金属バットを握る手に、汗が滲んだ。力んだせいで、ギリギリと掌の皮膚が悲鳴を上げたが、痛みは感じなかった。
とうとう、金属バットが届きそうなほど目の前まで来ると、人影はピタリと立ち止まった。力なく直立したまま、何をするでもなく、その場に立ち尽くした。
背後の扉から差す光が、人影の首から下をぼんやりと照らし出していた。
制服。高校の制服だ。校章入りの白いシャツに、黒いチェック柄のスラックス、青いストライプ柄のネクタイ。

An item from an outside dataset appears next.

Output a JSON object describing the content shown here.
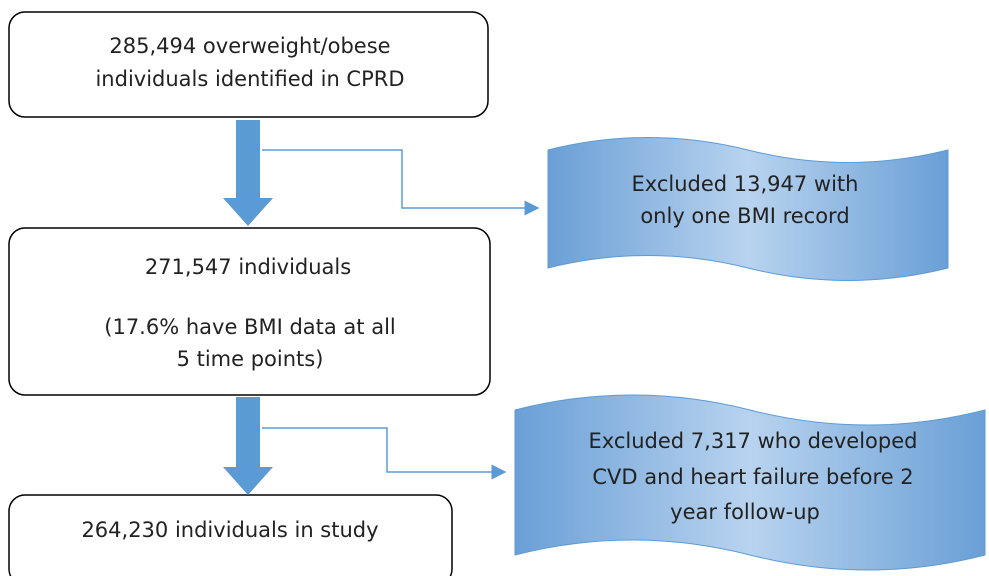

父と違って、不自然なほどにシャツは真っ白だった。皴ひとつなく、ネクタイもきちんと締められている。血の一滴も付いていない。
「……照兄ちゃん」
もう一度、呼びかけた。
表情は読めなかった。どれだけ目を凝らしても、顏だけが暗闇に紛れて見えなかった。
「……これ」
ポケットの中から、ウォークマンを取り出し、差し出した。
「……ずっと、返さなきゃって思ってたんだ」
兄は無反応だったが、構わずに続けた。
「あの時、本当に、盗もうとしてたわけじゃなかったんだ。ちょっとだけ、ほんのちょっとだけ、音楽を聴いてみたかっただけなんだ。だから……」
兄は、無反応だった。
「悪いとは思ったけど、借りていったんだ。帰ったら、すぐに返して、謝るつもりだったんだ……」
兄は、無反応だった。
「……ごめんなさい」
兄は、無反応だった。
「羨ましかったんだ。照兄ちゃんだけ、色々買ってもらえるのが……」
兄は、無反応だった。
「……僕も、照兄ちゃんみたいに——」
突然、兄が、一歩前へ踏み出した。
背後の扉から差す光が、とうとう兄の全身を暴いた。
兄には、顔が無かった。
顏が、無かった。顔中の皮膚が、剥ぎ取られたように失われていた。
口も無く、鼻も無く、眉も無く、赤黒く塗りたくられたマネキンのような顔が、そこにあった。
ただ———、
唯一、
目だけが、残されていた。
兄は、残された二つの目で、ウォークマンを見下げていた。
「……照……兄……ちゃん」
震える声で、兄を呼んだ。
手の中で、ウォークマンが鈍く光っていた。
兄は、
兄は———、
兄は—————、
「……………………」
兄が、ゆっくりと視線を上げた。
僕を、見下げる、その眼は—————。